Persona: Talia Rivers

Age: 18 • Pronouns: she/her • Hometown: Santa Fe, New Mexico • Certainty about future: 35% (leaning toward environmental design or illustration, but still exploring).

Background: Grew up between dusty trailheads and small art markets. One parent restores old adobe houses; the other works seasonally outdoors. Comfortable packing light, better at sketching than spreadsheets.

Interests: Urban sketching, trail running, cooking simple vegetarian meals, languages, and maps.

Personal learning goals this year:

  • Hold a part-time job that starts at dawn to build discipline.
  • Reach conversational Spanish and basic Portuguese.
  • Keep a weekly budget and track every expense.
  • Fill a travel sketchbook with at least 50 on-location drawings.
  • Lead at least 10 language conversation sessions as a way to practice teaching.
  • Green-Chile Sunrises to Atlantic Sunsets: My Gap Year

    I'm Talia, a woman who packs way too many pens. I decided to take a gap year because my brain felt like a crowded sketchbook—lots of lines, not enough clarity. I knew I liked spaces and how people move through them, but I wasn't sure if that meant design, planning, or something I haven't named yet.

    I started at home in Santa Fe with a simple plan: work mornings, save hard, then travel with intention. I split money into three envelopes—needs, travel, and a tiny cushion. Not fancy, but it kept me honest. I also promised myself I'd say yes to early mornings, because nothing tests motivation like an alarm before sunrise.

    My first stop wasn't far: Hatch, New Mexico. I worked as a farmhand during the chile harvest. Mornings began in the blue hour, when the fields were quiet and the air smelled like earth. I learned to fix drip lines, bundle crates, and drink more water than I thought was possible. My Spanish came out in little bursts—greetings, jokes, and the practical words you actually need when you drop a crate and it explodes into a hundred rolling peppers. The work was repetitive in the best way, and it gave me a rhythm to plan the next leg.

    In winter, I flew south to Oaxaca City, Mexico. I rented a small room with a window that faced a terracotta rooftop and the occasional stray cat. Most mornings I took community-run language lessons; in the afternoons, I helped with an English conversation hour at a local library once a week.

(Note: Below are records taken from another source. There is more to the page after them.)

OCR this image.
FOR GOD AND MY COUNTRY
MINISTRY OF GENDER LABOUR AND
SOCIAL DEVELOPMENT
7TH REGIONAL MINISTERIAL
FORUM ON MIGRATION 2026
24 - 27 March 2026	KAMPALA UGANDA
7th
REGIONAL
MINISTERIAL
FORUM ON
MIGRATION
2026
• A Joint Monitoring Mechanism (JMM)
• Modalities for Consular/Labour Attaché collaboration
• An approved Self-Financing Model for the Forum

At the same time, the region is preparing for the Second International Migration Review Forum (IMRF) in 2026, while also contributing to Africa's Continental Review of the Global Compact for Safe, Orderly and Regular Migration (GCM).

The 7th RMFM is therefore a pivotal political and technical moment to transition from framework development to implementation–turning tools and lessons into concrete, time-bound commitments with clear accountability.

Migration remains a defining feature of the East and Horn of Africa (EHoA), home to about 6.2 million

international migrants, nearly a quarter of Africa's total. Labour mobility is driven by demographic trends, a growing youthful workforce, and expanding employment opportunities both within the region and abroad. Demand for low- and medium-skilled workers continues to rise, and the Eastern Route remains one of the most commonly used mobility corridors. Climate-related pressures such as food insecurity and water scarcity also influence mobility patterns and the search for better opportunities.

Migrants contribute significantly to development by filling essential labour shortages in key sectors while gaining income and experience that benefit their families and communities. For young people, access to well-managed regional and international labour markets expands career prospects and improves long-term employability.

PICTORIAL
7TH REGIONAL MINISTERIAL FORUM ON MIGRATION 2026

It wasn't glamorous, but I watched shy speakers light up when they found the right words, and that felt important. I tracked expenses daily—transport, rent, groceries—and I learned to cook on a tiny stove without setting off the alarm, which counts as life experience.

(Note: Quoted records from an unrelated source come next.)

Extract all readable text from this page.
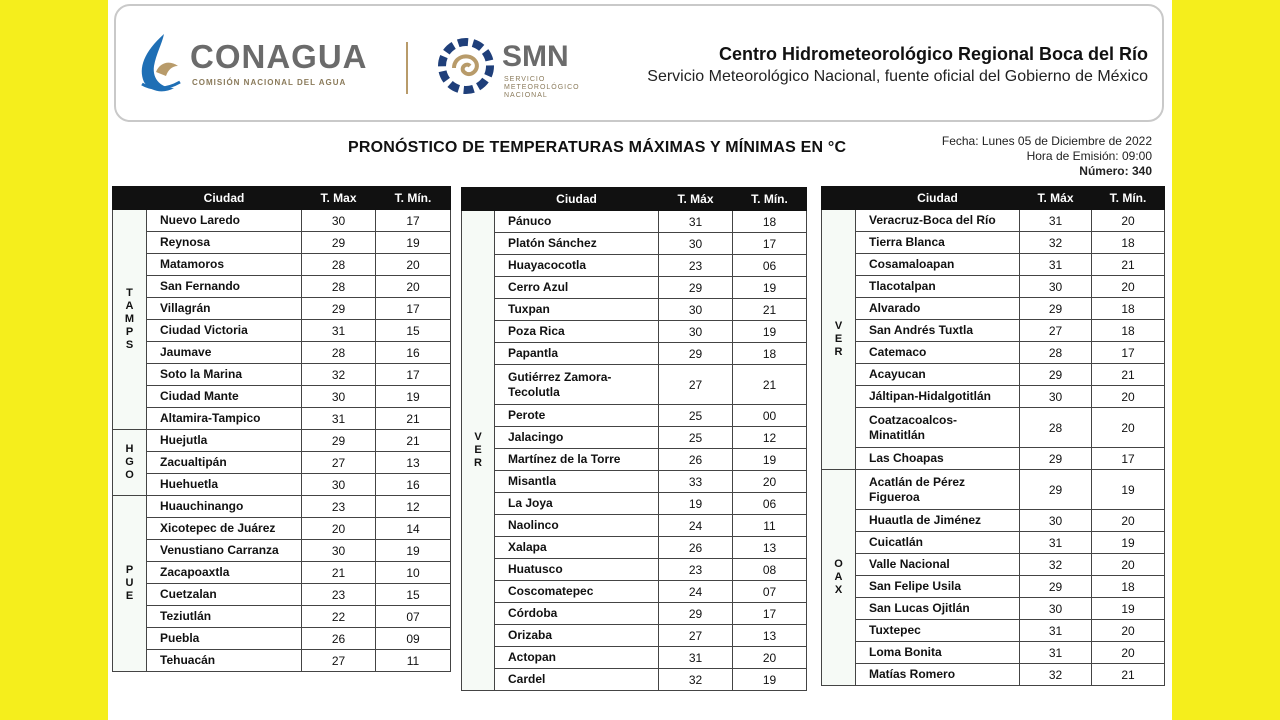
CONAGUA
COMISIÓN NACIONAL DEL AGUA
SMN
SERVICIO METEOROLÓGICO NACIONAL
Centro Hidrometeorológico Regional Boca del Río
Servicio Meteorológico Nacional, fuente oficial del Gobierno de México
PRONÓSTICO DE TEMPERATURAS MÁXIMAS Y MÍNIMAS EN °C	Fecha: Lunes 05 de Diciembre de 2022
Hora de Emisión: 09:00
Número: 340
	Ciudad	T. Max	T. Mín.
TAMPS	Nuevo Laredo	30	17
	Reynosa	29	19
	Matamoros	28	20
	San Fernando	28	20
	Villagrán	29	17
	Ciudad Victoria	31	15
	Jaumave	28	16
	Soto la Marina	32	17
	Ciudad Mante	30	19
	Altamira-Tampico	31	21
HGO	Huejutla	29	21
	Zacualtipán	27	13
	Huehuetla	30	16
PUE	Huauchinango	23	12
	Xicotepec de Juárez	20	14
	Venustiano Carranza	30	19
	Zacapoaxtla	21	10
	Cuetzalan	23	15
	Teziutlán	22	07
	Puebla	26	09
	Tehuacán	27	11
	Ciudad	T. Máx	T. Mín.
VER	Pánuco	31	18
	Platón Sánchez	30	17
	Huayacocotla	23	06
	Cerro Azul	29	19
	Tuxpan	30	21
	Poza Rica	30	19
	Papantla	29	18
	Gutiérrez Zamora-Tecolutla	27	21
	Perote	25	00
	Jalacingo	25	12
	Martínez de la Torre	26	19
	Misantla	33	20
	La Joya	19	06
	Naolinco	24	11
	Xalapa	26	13
	Huatusco	23	08
	Coscomatepec	24	07
	Córdoba	29	17
	Orizaba	27	13
	Actopan	31	20
	Cardel	32	19
	Ciudad	T. Máx	T. Mín.
VER	Veracruz-Boca del Río	31	20
	Tierra Blanca	32	18
	Cosamaloapan	31	21
	Tlacotalpan	30	20
	Alvarado	29	18
	San Andrés Tuxtla	27	18
	Catemaco	28	17
	Acayucan	29	21
	Jáltipan-Hidalgotitlán	30	20
	Coatzacoalcos-Minatitlán	28	20
	Las Choapas	29	17
OAX	Acatlán de Pérez Figueroa	29	19
	Huautla de Jiménez	30	20
	Cuicatlán	31	19
	Valle Nacional	32	20
	San Felipe Usila	29	18
	San Lucas Ojitlán	30	19
	Tuxtepec	31	20
	Loma Bonita	31	20
	Matías Romero	32	21
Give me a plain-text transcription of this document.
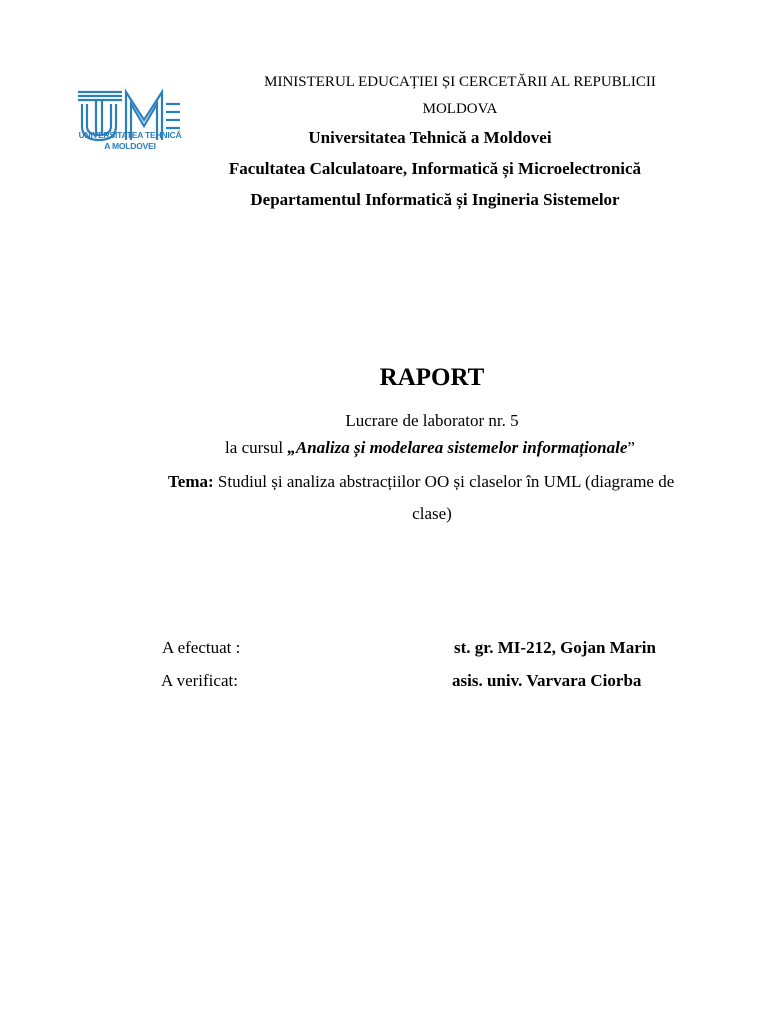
UNIVERSITATEA TEHNICĂ
A MOLDOVEI
MINISTERUL EDUCAȚIEI ȘI CERCETĂRII AL REPUBLICII
MOLDOVA
Universitatea Tehnică a Moldovei
Facultatea Calculatoare, Informatică și Microelectronică
Departamentul Informatică și Ingineria Sistemelor
RAPORT
Lucrare de laborator nr. 5
la cursul „Analiza și modelarea sistemelor informaționale”
Tema: Studiul și analiza abstracțiilor OO și claselor în UML (diagrame de
clase)
A efectuat :	st. gr. MI-212, Gojan Marin
A verificat:	asis. univ. Varvara Ciorba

    Spring took me to Setúbal, Portugal, a bright port city where gulls narrate the day. I worked part-time at a small guesthouse near the harbor—check-ins, breakfast setup, laundry that seemed to multiply like sea foam. On days off, I took the bus to Sesimbra to sketch the cliffs from the promenade, trying to catch the way light slides off the water. Portuguese didn't come easily, but numbers and courtesies arrived first, and that opened doors. I learned how different a town feels when you stand behind the front desk instead of just passing through.

    By summer I was back in the Southwest, this time in Flagstaff, Arizona, helping a local parks crew. We rerouted a muddy section of trail, replaced a few wobbly posts, and spent a week brushing overgrowth until my arms felt like cooked noodles. I liked the problem-solving—angle this drainage here, set that step higher—and how small decisions changed how people moved through a place. On the side, I finished my travel sketchbook with drawings of switchbacks, bus stops, and early morning markets. They look wobbly and alive, which is exactly how the year felt.

    What I learned surprised me. Early mornings didn't break me. Budgets are less scary when you write everything down. I'm better at talking to strangers than I thought, especially when we're both clumsy in each other's languages. And I want to build spaces that make people feel welcome—sometimes that's a trail, sometimes it's a tiny lobby with a bowl of fruit and a map with hand-drawn arrows.

    Notes I'd share with anyone considering a gap year

  • Pick two or three clear goals and let everything else be a bonus.
  • Keep a daily expense log, even if it's just bus, food, bed.
  • Choose roles that teach you a habit you want—early mornings, talking to customers, or working with your hands.
  • If you travel, read entry rules early, scan local transit maps, and learn five polite phrases before you land.
  • Leave your schedule loose enough to follow good opportunities.
  • I'm still only 35% sure about my path, but it's a sharper 35% now. I'm headed to college with a full sketchbook, stronger legs, and a better sense of what kind of work leaves me happily tired. If the year taught me anything, it's that you don't need every answer to start moving—you just need one good step before sunrise.